Why are some people able to move out and stay out of poverty while others remain in chronic poverty? There is little consensus on the underlying causes of poverty and processes determining access to economic opportunity and mobility. This introductory chapter from the World Bank book Moving out of Poverty: Cross-Disciplinary Perspectives on Mobility looks at different approaches to analysing poor people’s mobility. It recommends an empowerment approach that seeks to understand underlying factors of exclusion and inequality.
There is ongoing disagreement about how to measure economic mobility. An economic perspective assumes that individual choices can be scaled in monetary terms. Poverty is seen as an individual’s inability to consume enough to fulfil basic needs. A sociological approach sees chances of a ‘good life’ as resulting primarily from affiliation with advantaged social groups rather than individual attributes. Studies are increasingly trying to integrate these two approaches; taking contextual understanding from sociology and statistical rigor from survey-based economics. This can be an uneasy combination.
Focusing on empowerment helps go beyond measuring mobility to explore the underlying processes. Empowerment is about increasing opportunities for poor people to make choices and escape poverty. Key elements of the empowerment framework include:
- Opportunity structure: Institutions can offer opportunities to disadvantaged groups through information, inclusion, accountability and local capacity. Social structure also determines opportunities through the level of openness, competition and conflict.
- Poor people’s agency: Agency is about people’s ability to act individually or collectively to further their own interests. Individual and family assets may be material, human, social, political or psychological. Collective assets include voice, organisation, representation and identity.

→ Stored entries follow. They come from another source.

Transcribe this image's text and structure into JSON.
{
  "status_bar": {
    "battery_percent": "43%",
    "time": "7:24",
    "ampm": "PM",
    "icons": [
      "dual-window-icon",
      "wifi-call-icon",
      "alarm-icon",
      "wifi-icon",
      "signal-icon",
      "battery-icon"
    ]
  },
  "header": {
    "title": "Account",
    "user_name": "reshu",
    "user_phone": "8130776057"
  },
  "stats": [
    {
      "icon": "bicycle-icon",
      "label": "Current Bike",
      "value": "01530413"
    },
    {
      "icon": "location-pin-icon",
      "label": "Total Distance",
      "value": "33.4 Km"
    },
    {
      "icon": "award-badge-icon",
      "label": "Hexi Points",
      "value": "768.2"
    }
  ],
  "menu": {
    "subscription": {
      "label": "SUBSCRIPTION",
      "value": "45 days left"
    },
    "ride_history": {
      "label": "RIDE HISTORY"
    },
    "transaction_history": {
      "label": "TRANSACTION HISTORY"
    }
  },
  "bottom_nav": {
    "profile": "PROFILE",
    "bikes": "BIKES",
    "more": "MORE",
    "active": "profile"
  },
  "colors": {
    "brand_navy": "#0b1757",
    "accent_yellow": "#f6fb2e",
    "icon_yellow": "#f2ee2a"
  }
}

- Interactions between opportunity structure and agency: Empowerment is a dynamic process affected by changes in norms, values and rules. For example, a policy reform requiring participation of women in local councils will be influenced by gender relations.
- Development outcomes: These include mobility of the poor, improved incomes, improved governance and access to justice, more inclusive basic services and equitable access to markets.
Statistics continue to consume research and policy attention, while exploration of the factors that interact to get people out of poverty, or keep them stuck there, are neglected. It is time to stop describing poverty outcomes and explain how they came about. These observations are important for improving poverty and mobility analysis to enable more effective poverty reduction:
- An economy’s size and growth are central forces behind mobility. But economic growth alone is not enough for people to escape poverty, especially where inequalities are large.
- Safety nets are needed to bring about large increases in poverty escapes, especially those that support access to health care and health and life insurance. When designing safety nets, policy makers should recognise that most workers in developing countries are in the informal economy.
- Education is important to intergenerational poverty escapes. But returns on education are affected by the economic climate, which determines employment opportunities.
- There are geographic variations in descents into poverty and escapes from poverty. This indicates a need for more disaggregated poverty analyses and policies.
- Policies need to be sensitive not only to variations in material assets but also to wider social, psychological and political assets and capabilities. These shape the effectiveness of policies and programs.